Our focus in this paper is exclusively on effective law-enforcement. We find that MCSO’s effectiveness has been compromised for the past several years by misplaced priorities that have diverted it from its mission.
Now the community group Living United for Change in Arizona, better known as LUCHA, has launched an online petition calling for the Maricopa County Attorney to investigate and Sheriff Joe Arpaio to resign.
The petition states: “$100 Million ‘Misspent’ and 400 Uninvestigated Sex Crimes…End the Corruption and Abuses Now!”

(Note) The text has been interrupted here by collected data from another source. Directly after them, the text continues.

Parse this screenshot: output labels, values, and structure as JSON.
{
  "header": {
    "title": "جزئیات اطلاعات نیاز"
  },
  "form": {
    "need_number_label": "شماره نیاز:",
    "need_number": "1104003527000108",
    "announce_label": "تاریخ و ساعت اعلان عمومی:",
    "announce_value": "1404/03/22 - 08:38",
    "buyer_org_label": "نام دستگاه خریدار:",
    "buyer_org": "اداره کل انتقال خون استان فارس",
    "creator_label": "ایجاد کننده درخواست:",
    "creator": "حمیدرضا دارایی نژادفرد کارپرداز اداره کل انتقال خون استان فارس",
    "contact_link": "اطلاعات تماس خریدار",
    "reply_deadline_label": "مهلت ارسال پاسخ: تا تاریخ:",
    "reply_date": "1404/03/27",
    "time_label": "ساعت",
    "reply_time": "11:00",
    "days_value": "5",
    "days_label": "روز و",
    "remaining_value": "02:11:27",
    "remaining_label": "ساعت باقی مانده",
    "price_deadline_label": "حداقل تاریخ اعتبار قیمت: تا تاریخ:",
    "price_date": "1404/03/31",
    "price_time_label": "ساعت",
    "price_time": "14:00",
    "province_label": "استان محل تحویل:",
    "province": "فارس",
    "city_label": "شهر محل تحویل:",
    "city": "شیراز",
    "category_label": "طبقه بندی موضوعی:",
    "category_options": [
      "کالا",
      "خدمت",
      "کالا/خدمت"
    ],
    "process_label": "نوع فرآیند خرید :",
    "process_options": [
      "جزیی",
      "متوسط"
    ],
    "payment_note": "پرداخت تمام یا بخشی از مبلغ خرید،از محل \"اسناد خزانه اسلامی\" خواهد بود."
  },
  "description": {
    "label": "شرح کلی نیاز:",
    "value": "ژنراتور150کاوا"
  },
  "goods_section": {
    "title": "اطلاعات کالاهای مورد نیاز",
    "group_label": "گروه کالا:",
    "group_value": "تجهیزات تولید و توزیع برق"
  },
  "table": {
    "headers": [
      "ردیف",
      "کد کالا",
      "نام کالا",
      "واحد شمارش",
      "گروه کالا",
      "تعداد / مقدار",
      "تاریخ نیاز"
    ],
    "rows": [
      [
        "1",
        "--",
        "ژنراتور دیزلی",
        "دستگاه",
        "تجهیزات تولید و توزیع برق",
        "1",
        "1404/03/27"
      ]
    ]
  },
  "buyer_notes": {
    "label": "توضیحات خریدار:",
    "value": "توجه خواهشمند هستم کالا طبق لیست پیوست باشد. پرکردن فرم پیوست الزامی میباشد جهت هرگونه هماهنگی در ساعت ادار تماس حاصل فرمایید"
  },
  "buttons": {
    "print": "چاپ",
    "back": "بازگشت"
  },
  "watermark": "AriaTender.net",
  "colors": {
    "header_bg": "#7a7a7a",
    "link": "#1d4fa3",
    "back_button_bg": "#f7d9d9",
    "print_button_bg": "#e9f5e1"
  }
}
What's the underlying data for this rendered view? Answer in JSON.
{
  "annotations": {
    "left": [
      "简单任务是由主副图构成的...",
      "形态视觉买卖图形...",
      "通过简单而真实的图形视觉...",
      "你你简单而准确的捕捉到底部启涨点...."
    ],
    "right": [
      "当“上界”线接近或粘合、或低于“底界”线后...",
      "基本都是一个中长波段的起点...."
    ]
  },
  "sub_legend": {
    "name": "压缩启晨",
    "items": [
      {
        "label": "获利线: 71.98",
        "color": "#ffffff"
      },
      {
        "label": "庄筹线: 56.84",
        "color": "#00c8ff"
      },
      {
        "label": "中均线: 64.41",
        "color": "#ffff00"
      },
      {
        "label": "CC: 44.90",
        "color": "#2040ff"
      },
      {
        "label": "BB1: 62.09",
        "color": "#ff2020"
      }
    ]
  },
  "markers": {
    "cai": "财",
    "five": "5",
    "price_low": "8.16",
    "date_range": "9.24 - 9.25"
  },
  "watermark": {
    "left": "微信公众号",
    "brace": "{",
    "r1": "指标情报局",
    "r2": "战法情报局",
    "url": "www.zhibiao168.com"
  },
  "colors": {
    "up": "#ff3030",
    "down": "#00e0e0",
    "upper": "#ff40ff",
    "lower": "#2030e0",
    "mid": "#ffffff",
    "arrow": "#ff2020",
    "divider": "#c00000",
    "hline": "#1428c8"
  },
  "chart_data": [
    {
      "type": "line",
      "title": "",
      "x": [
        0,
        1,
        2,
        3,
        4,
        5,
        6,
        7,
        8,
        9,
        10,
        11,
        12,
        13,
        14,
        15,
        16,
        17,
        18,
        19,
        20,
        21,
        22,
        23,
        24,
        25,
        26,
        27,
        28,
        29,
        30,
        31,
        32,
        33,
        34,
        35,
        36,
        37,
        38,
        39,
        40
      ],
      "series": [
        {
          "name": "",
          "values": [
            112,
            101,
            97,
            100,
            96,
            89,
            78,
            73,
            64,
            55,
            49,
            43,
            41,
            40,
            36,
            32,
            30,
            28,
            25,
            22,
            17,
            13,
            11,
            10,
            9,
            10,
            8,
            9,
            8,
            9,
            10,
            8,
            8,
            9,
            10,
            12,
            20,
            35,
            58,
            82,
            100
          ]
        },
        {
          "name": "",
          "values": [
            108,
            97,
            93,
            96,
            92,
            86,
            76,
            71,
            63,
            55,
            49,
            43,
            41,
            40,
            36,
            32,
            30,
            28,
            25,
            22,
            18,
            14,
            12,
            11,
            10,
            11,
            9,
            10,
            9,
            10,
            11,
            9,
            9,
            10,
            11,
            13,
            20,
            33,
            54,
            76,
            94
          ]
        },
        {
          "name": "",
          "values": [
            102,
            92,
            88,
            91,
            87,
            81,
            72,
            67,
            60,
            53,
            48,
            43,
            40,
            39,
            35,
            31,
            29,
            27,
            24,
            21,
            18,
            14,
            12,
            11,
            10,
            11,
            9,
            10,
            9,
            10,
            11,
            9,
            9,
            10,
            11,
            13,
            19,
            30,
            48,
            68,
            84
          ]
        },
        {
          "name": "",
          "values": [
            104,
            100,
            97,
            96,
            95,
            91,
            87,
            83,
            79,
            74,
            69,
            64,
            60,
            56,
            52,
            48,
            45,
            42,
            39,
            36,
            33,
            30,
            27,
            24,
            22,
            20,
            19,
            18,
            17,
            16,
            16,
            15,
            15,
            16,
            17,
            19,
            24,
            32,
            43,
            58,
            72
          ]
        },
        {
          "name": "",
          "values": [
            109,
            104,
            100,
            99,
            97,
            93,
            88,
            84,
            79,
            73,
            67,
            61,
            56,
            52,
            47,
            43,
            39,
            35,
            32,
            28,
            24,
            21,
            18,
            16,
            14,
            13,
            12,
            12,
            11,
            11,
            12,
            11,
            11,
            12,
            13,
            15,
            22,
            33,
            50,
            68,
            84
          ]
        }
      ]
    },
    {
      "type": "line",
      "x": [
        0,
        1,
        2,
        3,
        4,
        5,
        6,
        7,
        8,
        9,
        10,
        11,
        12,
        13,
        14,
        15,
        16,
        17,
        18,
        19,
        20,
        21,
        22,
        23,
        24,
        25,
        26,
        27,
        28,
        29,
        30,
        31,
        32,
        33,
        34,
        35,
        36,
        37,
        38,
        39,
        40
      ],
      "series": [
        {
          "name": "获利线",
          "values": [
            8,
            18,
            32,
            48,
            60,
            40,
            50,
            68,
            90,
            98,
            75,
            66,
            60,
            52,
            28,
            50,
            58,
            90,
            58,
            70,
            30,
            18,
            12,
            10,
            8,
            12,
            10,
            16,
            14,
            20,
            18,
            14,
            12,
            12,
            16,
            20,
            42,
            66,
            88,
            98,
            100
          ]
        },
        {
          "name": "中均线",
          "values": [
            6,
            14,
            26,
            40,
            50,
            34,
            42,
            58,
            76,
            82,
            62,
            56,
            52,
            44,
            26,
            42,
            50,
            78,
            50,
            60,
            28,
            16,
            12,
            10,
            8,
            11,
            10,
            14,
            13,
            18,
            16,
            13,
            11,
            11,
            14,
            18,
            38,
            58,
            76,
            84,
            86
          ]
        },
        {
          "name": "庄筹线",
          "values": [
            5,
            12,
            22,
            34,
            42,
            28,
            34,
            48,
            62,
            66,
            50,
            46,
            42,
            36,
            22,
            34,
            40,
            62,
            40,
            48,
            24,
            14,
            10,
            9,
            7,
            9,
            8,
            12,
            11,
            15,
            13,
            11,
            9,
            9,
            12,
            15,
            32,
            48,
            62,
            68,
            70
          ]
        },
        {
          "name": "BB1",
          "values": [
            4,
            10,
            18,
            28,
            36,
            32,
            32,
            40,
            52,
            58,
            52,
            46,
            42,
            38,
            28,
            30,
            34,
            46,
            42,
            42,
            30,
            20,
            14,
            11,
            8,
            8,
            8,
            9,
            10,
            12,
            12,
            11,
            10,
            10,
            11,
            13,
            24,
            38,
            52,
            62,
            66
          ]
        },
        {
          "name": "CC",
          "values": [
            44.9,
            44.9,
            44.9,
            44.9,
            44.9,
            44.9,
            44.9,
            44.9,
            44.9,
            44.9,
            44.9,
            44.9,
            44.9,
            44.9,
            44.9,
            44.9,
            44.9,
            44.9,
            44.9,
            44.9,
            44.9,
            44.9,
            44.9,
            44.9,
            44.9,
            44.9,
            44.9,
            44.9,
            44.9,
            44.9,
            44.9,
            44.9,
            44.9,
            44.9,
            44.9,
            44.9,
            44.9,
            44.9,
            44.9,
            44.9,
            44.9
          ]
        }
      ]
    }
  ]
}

In the body of the petition it reads, “On Sheriff Joe’s watch, 400 sex crimes against CHILDREN went uninvestigated. Victims—children from 2 to 16 years old—were not helped and sexual predators were left unchecked, free to abuse more children.”
Monica Sandschafer of LUCHA wrote in an e-mail, “Sheriff Joe Arpaio stood by and let these children and women be abused. By not investigating the crimes against these 400 people, he sent a message to all predators that Maricopa County is a "sanctuary" for them."
You can read the full report on the independent investigation into Arpaio's office by Pinal County here. The report also revealed that Dave Hendershott used his power to intimidate Arpaio's political foes on the County Supervisors' board and elsewhere.